I Have A Dream
Pristine, swept floors – floors which seem to go for miles as your eyes trace the interlocking wood planks down to the bay windows on the other side of the house. The smell of baking. A garden, pruned and detailed. Weeded meticulously. Counter tops that serve their intended purpose – beyond mail, homework and neglected dishes. Pencils that sit neatly in their cup, waiting to be found predictably when needed. A crumbless kitchen. This is not my house.
When we lived in our little ’58 bungalow in the old part of the city, I was sure that our inability to maintain order for longer than 3 days (okay, 2) at a time, came down to a disproportionate ratio of belongings to space (1 456 491:1).
As I write this from my bigger, brighter open concept home, dishes sit, unwashed since last night’s dinner. Laundry cries out, spilling from hampers, garbage bins try to hold their own while we overwhelm them and my kitchen counter stares arrogantly at me. I think it’s saying: “Your Grandmother would never have let this happen despite her four kids”. My counters would be right.
Master of Her Domain
You see, I come from a family where neither the men, nor the women, sit down. They are productive from the time their feet hit the cold ground in the morning to the time they fall, presumably from exhaustion, into bed at night. I’d love to have had the genetics of these people. Instead, I was born with a love of cooking (not cleaning), more creative (less order) and a cynicism that suggests to me that to keep cleaning this house while my family lives here might just be paving my own road to crazy.

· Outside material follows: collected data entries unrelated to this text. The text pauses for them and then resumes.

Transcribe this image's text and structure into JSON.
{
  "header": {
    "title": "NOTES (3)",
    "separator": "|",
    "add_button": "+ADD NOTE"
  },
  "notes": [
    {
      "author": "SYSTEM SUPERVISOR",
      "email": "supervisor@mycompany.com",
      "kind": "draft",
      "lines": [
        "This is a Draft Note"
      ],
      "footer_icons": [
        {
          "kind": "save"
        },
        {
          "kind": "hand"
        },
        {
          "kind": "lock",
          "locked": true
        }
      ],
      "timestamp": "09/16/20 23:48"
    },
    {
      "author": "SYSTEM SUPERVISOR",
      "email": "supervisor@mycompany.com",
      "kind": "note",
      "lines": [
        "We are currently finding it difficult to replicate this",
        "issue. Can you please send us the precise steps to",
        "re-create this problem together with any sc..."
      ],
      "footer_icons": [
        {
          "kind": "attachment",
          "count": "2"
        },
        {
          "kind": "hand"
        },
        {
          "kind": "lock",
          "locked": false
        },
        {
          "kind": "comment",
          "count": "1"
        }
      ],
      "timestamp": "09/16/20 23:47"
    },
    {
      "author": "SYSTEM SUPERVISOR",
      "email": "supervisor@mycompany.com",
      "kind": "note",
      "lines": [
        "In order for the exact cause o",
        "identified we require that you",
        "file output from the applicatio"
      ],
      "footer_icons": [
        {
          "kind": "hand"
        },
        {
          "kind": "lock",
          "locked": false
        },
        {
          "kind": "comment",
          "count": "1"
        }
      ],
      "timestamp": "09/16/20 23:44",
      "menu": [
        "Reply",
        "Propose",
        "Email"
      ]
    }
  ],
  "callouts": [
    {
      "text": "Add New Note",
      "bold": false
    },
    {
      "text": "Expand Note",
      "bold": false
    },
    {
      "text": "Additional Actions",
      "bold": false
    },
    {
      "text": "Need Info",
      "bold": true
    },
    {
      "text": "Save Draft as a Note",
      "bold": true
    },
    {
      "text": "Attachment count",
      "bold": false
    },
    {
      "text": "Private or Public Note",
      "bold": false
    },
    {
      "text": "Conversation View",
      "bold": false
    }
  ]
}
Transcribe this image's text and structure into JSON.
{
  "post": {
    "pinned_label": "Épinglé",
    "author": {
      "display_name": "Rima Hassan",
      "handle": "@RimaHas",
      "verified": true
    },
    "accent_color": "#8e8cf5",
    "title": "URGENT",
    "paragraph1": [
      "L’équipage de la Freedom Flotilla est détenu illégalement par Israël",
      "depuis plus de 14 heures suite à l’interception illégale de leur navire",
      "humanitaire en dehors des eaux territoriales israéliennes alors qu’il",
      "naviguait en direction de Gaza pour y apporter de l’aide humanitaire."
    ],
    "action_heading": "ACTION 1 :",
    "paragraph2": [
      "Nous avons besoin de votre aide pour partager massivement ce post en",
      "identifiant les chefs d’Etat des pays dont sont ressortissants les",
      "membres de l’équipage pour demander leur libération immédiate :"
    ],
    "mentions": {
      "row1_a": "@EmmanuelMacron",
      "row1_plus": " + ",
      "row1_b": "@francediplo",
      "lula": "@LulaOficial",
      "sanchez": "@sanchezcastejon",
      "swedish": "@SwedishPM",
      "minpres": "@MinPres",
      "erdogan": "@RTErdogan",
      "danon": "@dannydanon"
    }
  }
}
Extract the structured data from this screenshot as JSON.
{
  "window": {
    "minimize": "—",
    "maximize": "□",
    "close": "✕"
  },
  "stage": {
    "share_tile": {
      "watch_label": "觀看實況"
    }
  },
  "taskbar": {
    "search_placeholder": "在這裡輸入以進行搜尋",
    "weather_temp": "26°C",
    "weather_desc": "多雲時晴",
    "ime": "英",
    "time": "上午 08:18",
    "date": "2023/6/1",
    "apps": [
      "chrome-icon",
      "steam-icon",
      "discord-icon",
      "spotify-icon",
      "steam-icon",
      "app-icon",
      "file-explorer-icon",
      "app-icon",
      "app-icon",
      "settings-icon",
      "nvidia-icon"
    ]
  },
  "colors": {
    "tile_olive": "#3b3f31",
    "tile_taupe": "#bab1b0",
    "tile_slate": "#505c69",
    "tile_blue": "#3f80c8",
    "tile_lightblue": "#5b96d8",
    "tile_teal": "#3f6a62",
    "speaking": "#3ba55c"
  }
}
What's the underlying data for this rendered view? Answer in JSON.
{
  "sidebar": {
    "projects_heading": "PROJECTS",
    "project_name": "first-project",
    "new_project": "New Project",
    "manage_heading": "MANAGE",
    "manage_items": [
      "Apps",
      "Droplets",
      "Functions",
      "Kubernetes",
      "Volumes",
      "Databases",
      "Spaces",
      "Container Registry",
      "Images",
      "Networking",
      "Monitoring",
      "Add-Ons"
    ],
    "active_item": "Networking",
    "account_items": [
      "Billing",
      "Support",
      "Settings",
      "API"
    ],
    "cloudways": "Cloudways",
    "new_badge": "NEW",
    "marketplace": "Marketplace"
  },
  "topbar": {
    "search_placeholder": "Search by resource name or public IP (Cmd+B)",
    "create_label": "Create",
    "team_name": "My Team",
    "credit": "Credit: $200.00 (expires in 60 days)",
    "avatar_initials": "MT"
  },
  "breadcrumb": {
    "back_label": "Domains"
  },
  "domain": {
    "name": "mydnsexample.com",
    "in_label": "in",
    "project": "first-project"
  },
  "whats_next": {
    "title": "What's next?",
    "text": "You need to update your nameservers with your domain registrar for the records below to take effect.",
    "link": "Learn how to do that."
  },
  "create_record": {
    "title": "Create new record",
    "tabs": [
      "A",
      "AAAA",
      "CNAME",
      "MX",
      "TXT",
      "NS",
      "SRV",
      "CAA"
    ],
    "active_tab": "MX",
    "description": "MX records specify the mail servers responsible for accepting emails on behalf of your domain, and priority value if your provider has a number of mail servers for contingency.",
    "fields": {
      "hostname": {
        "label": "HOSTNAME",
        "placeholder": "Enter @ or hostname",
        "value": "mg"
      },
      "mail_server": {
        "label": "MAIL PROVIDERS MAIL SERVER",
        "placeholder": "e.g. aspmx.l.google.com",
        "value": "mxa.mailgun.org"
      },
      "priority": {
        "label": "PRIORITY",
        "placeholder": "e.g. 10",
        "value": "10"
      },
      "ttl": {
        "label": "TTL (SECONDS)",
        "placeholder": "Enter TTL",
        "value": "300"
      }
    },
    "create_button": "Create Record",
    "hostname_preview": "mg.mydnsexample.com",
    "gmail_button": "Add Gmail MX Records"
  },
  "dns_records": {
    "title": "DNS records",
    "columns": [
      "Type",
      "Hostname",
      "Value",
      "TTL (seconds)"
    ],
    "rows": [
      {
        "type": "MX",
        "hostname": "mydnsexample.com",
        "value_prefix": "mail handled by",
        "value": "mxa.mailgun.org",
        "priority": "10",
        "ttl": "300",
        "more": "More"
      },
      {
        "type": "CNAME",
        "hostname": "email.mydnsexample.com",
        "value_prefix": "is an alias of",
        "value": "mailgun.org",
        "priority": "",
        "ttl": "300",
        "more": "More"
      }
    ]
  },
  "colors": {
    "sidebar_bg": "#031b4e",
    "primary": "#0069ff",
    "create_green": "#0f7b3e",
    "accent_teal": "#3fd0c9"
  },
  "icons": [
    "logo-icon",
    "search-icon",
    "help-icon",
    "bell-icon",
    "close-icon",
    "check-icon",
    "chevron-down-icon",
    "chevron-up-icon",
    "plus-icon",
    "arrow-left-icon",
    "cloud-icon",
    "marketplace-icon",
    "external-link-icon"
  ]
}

Other indicators of genetic difference can be seen when, for example, Grandma gets into a near-miss situation in her Lincoln and yells with passionate anger at the other guy: “TURKEY!” I’m not sure how I react to those situations. I can only assume I black out from rage. I digress.
Much as I’ve tried, nearly seven years in, I have never mastered the art of ‘staying home’. I have begun to wonder what it means to stay at home, exactly. I think the true definition lies somewhere between existential intellectual boredom, and doing everything you normally do, but from within the home while a 3-year-old dictator trades catastrophic mess for brief allowances of productive writing moments (unless there are bathrooms to be cleaned).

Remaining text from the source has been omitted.